The major limitation of this study is the lack of an independent cohort with a similar study design to replicate our findings. We hope to replicate and expand these results in the future, using the AURORA study [86], which has been enrolling discharge ED subjects after trauma exposures, and followed longitudinally with a target sample size of over 5000 samples. Another limitation of this study was the relatively modest sample size in the transcriptome analysis, although in line with other studies [10, 65, 66, 87,88,89]. On the other hand, this work relied on growth curve trajectories, which may represent separate genetic clusters less heterogeneous than the classical PTSD phenotype, and more suitable for gene discovery. The ED also offers a primary point of contact for individuals immediately after exposure to trauma, providing an ideal foundation to (i) evaluate subjects longitudinally, (ii) assess PTSD symptoms shortly after the trauma, and (iii) appraise early individual PTSD risk factors, which may be used toward systematic prevention.
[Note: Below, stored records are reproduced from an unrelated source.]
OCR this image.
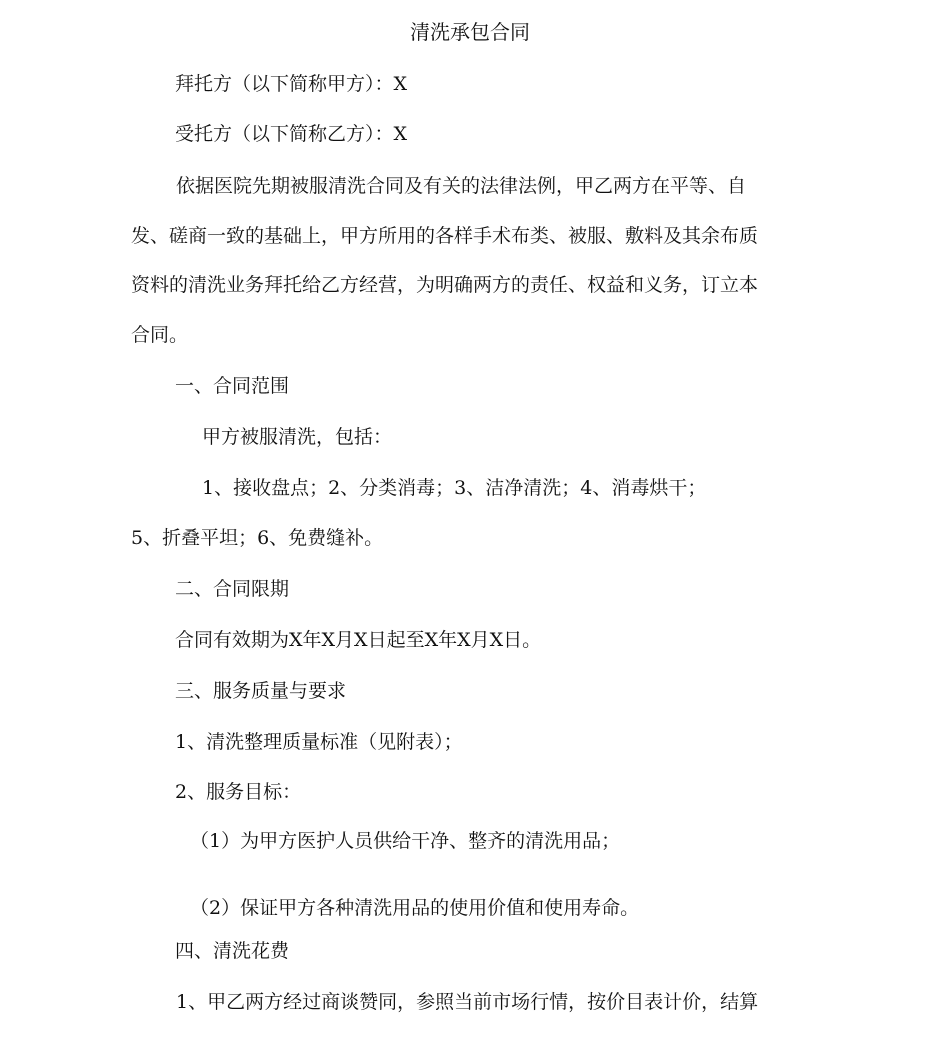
清洗承包合同
拜托方（以下简称甲方）：X
受托方（以下简称乙方）：X
依据医院先期被服清洗合同及有关的法律法例，甲乙两方在平等、自
发、磋商一致的基础上，甲方所用的各样手术布类、被服、敷料及其余布质
资料的清洗业务拜托给乙方经营，为明确两方的责任、权益和义务，订立本
合同。
一、合同范围
甲方被服清洗，包括：
1、接收盘点；2、分类消毒；3、洁净清洗；4、消毒烘干；
5、折叠平坦；6、免费缝补。
二、合同限期
合同有效期为X年X月X日起至X年X月X日。
三、服务质量与要求
1、清洗整理质量标准（见附表）；
2、服务目标：
（1）为甲方医护人员供给干净、整齐的清洗用品；
（2）保证甲方各种清洗用品的使用价值和使用寿命。
四、清洗花费
1、甲乙两方经过商谈赞同，参照当前市场行情，按价目表计价，结算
Although, given the study designed, we could not analyze the patient’s blood prior to the trauma exposure, we did not observe any association of GRIN3b levels at baseline with PSS symptoms, inferring a possible direct or indirect involvement of GRIN3b gene in the etiology of PTSD.

In summary, the current study provides evidence that peripheral gene expression signatures following trauma are informative of PTSD key clinical features and outcomes. Specifically, GRIN3B expression seems to predict post-trauma symptom trajectory and might be a promising early biomarker for PTSD manifestation and outcome, and a possible intervention and prevention point.

Funding

This work was supported by the Howard Hughes Medical Institute, the National Institute for Health (R01 MH094757 to K.J.R.; U01 HG009807 to A.W. and K.J.R.; R01 MH094759 to C.B.N.; R21 MH106902 to A.K.S. and T.J.), the Library Information Technology Services (UL1 TR000424), the German Research Foundation (SCHU 3259/1-1 to K.S.), and the Brain and Behavior Research Foundation. The Genotype-Tissue Expression (GTEx) Project was supported by the Common Fund of the Office of the Director of the National Institutes of Health, and by NCI, NHGRI, NHLBI, NIDA, NIMH, and NINDS.